Hard Data + Higher Math = Better Outcomes.
You hear it all the time: history repeats itself. In insurance, history holds outsized importance, in part because it is what governs the future. How claims have been handled in the past largely indicates how they will be handled today. Yet the industry’s longstanding best practices for analyzing historical data—combining some basic rules featuring only a handful of variables, supported by intuition and hunches—has invariably led to less-than-optimal outcomes and wasteful expenditures. Conventional wisdom is undoubtedly fallible.
The arrival of predictive modeling in commercial insurance lines promises to go a long way toward improving that situation. It brings greater mathematical muscle to the table. Industry leaders such as Zurich are putting vast resources behind applying disciplined, statistical techniques to large quantities of data, including data beyond internal historical data, such as industry and census data. By considering many variables simultaneously and sorting out the underlying relationships, customers gain greater insight into claims cost drivers and can focus on interventions that provide the greatest benefit. Preexisting ideas don’t need to dictate as the data speaks for itself, producing greater insights.
The earliest applications of predictive modeling in claims were in fraud detection—identifying characteristics that suggested a claim might be suspicious and need further investigation. The upfront work required for predictive modeling—assembling, collecting and “cleaning” vast quantities of data—required a large investment. Once the foundation is in place, the process gets easier; smaller, incremental investments are needed to move on to models for other issues like severity and propensity. Severity refers to the likely final cost of the claim after all the factors have been considered: in workers’ compensation, for example, severity is broken down into medical cost and the associated wage, or indemnity, cost. Propensity identifies the likelihood that a claim will be a lost-time claim as opposed to a medical-only claim.
“There are almost as many applications for predictive modeling as there are business problems,” says Tom Barger, Director, Zurich Services Corporation, Zurich in North America Claims.
Predictive modeling has helped clarify the notion, for example, that the same injury can have different values in different industries in different states. Such modeling helps put the right claim professional on the claim from the beginning, in terms of the skill level needed. From an efficiency standpoint, the insured gains better, more cost-effective outcomes by paying only for needed expertise and getting proactively managed—not over-handled—claims.
“You want to use appropriately skilled resources when it’s a simple claim,” says George Hansen, Chief Financial Officer, Zurich in North America Claims. “Similarly, when you have something severe and complex, you want to make sure that you have more experienced claim professionals on the case so they can be proactive in identifying issues. For example, in workers’ compensation, we might find characteristics that a claim may benefit from having medical oversight in place sooner. The claimant can get appropriate treatment earlier in the process or make sure there isn’t overtreatment. This allows us to better manage the loss costs.”

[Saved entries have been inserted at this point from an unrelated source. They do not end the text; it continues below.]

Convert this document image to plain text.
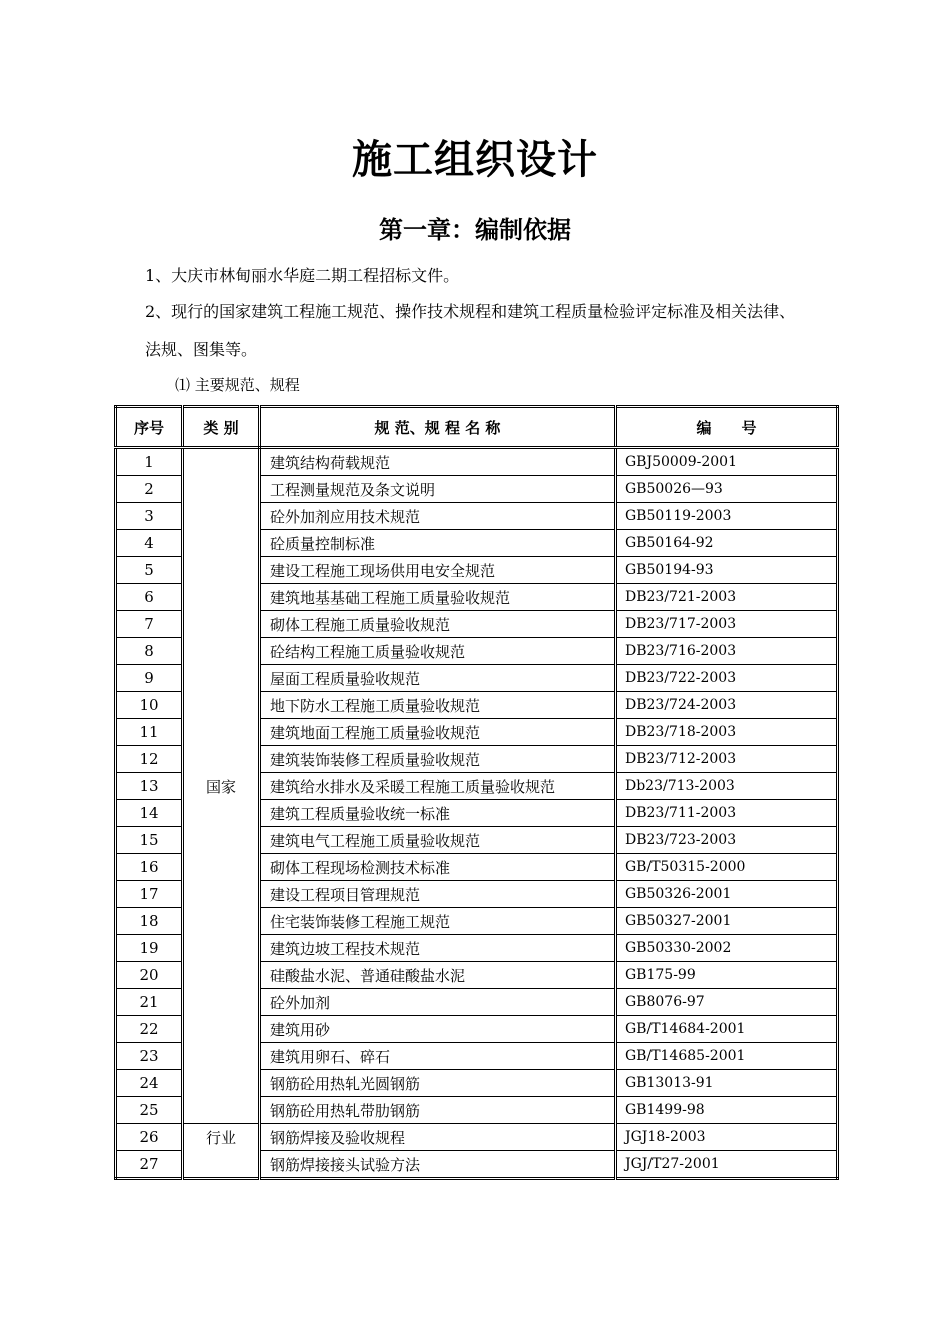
施工组织设计
第一章：编制依据

1、大庆市林甸丽水华庭二期工程招标文件。

2、现行的国家建筑工程施工规范、操作技术规程和建筑工程质量检验评定标准及相关法律、

法规、图集等。

⑴ 主要规范、规程

序号	类 别	规 范、规 程 名 称	编　　号
1	国家	建筑结构荷载规范	GBJ50009-2001
2		工程测量规范及条文说明	GB50026—93
3		砼外加剂应用技术规范	GB50119-2003
4		砼质量控制标准	GB50164-92
5		建设工程施工现场供用电安全规范	GB50194-93
6		建筑地基基础工程施工质量验收规范	DB23/721-2003
7		砌体工程施工质量验收规范	DB23/717-2003
8		砼结构工程施工质量验收规范	DB23/716-2003
9		屋面工程质量验收规范	DB23/722-2003
10		地下防水工程施工质量验收规范	DB23/724-2003
11		建筑地面工程施工质量验收规范	DB23/718-2003
12		建筑装饰装修工程质量验收规范	DB23/712-2003
13		建筑给水排水及采暖工程施工质量验收规范	Db23/713-2003
14		建筑工程质量验收统一标准	DB23/711-2003
15		建筑电气工程施工质量验收规范	DB23/723-2003
16		砌体工程现场检测技术标准	GB/T50315-2000
17		建设工程项目管理规范	GB50326-2001
18		住宅装饰装修工程施工规范	GB50327-2001
19		建筑边坡工程技术规范	GB50330-2002
20		硅酸盐水泥、普通硅酸盐水泥	GB175-99
21		砼外加剂	GB8076-97
22		建筑用砂	GB/T14684-2001
23		建筑用卵石、碎石	GB/T14685-2001
24		钢筋砼用热轧光圆钢筋	GB13013-91
25		钢筋砼用热轧带肋钢筋	GB1499-98
26	行业	钢筋焊接及验收规程	JGJ18-2003
27		钢筋焊接接头试验方法	JGJ/T27-2001
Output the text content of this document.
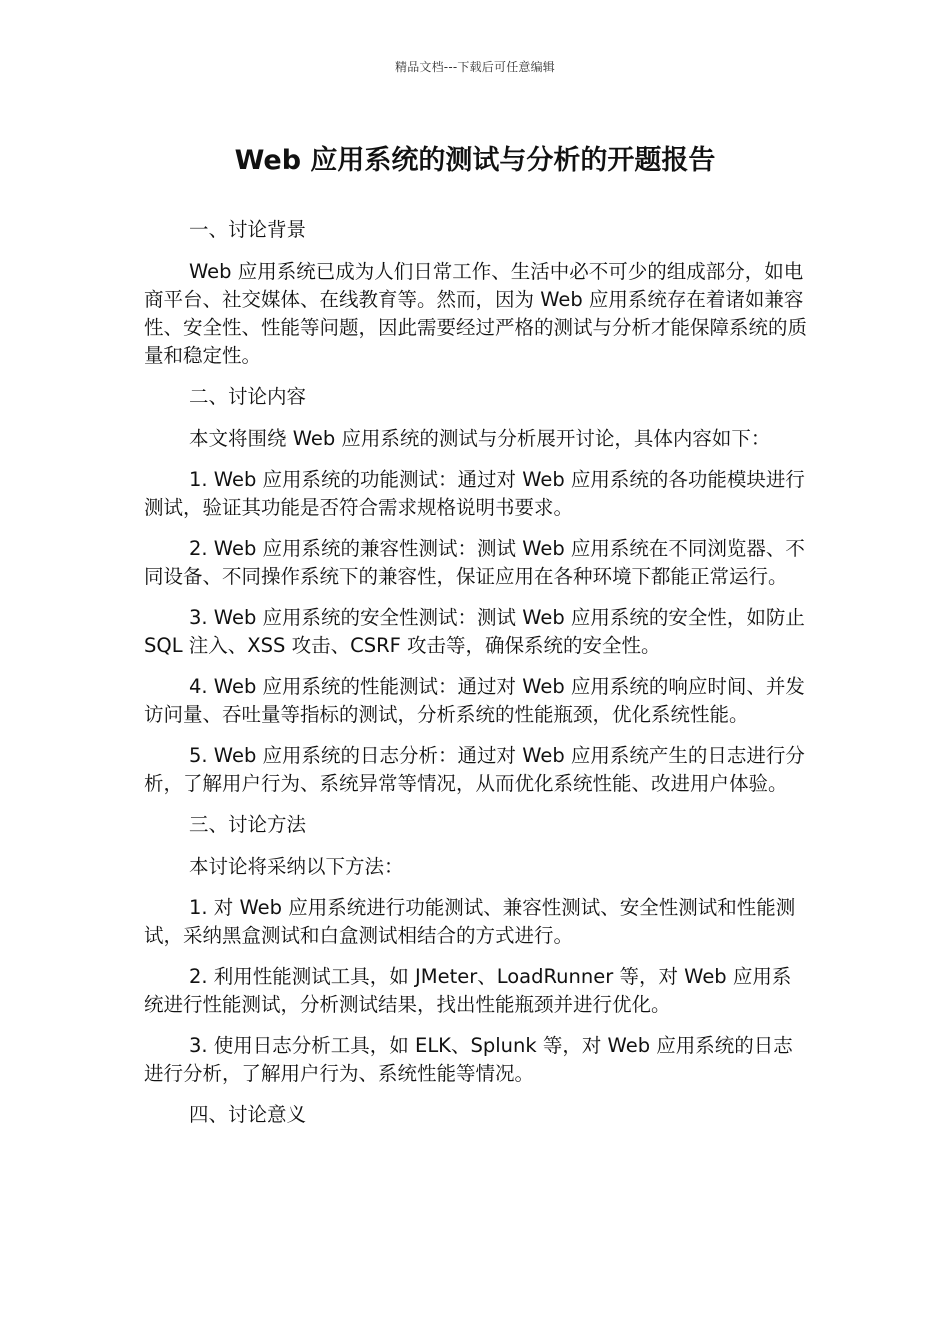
精品文档---下载后可任意编辑
Web 应用系统的测试与分析的开题报告

一、讨论背景

Web 应用系统已成为人们日常工作、生活中必不可少的组成部分，如电商平台、社交媒体、在线教育等。然而，因为 Web 应用系统存在着诸如兼容性、安全性、性能等问题，因此需要经过严格的测试与分析才能保障系统的质量和稳定性。

二、讨论内容

本文将围绕 Web 应用系统的测试与分析展开讨论，具体内容如下：

1. Web 应用系统的功能测试：通过对 Web 应用系统的各功能模块进行测试，验证其功能是否符合需求规格说明书要求。

2. Web 应用系统的兼容性测试：测试 Web 应用系统在不同浏览器、不同设备、不同操作系统下的兼容性，保证应用在各种环境下都能正常运行。

3. Web 应用系统的安全性测试：测试 Web 应用系统的安全性，如防止 SQL 注入、XSS 攻击、CSRF 攻击等，确保系统的安全性。

4. Web 应用系统的性能测试：通过对 Web 应用系统的响应时间、并发访问量、吞吐量等指标的测试，分析系统的性能瓶颈，优化系统性能。

5. Web 应用系统的日志分析：通过对 Web 应用系统产生的日志进行分析，了解用户行为、系统异常等情况，从而优化系统性能、改进用户体验。

三、讨论方法

本讨论将采纳以下方法：

1. 对 Web 应用系统进行功能测试、兼容性测试、安全性测试和性能测试，采纳黑盒测试和白盒测试相结合的方式进行。

2. 利用性能测试工具，如 JMeter、LoadRunner 等，对 Web 应用系统进行性能测试，分析测试结果，找出性能瓶颈并进行优化。

3. 使用日志分析工具，如 ELK、Splunk 等，对 Web 应用系统的日志进行分析，了解用户行为、系统性能等情况。

四、讨论意义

“The experienced claim professional has the skill to identify the potential issues with the claim early enough to say, ‘I can see where this is headed—we need to intervene with a proactive return to work plan,’ or, ‘I need to get a nurse involved immediately,’” Barger says.
In workers’ compensation, many customers focus on the severity of a claim. Barger notes that the true bottom line is the total cost of risk, and says that predictive modeling has helped to show the complicated dance between severity and frequency. Its ability to shed light on this relationship will only increase moving forward, to the benefit of both insurer and insured.
“Simply because you have ‘lower severity’ doesn’t necessarily mean you’re getting the best outcome from a total cost of risk standpoint,” Barger says. “The industry hasn’t woken up to that yet. It will start weaving the severity and frequency models together, along with the expenses, to develop a total cost of risk approach for customers.”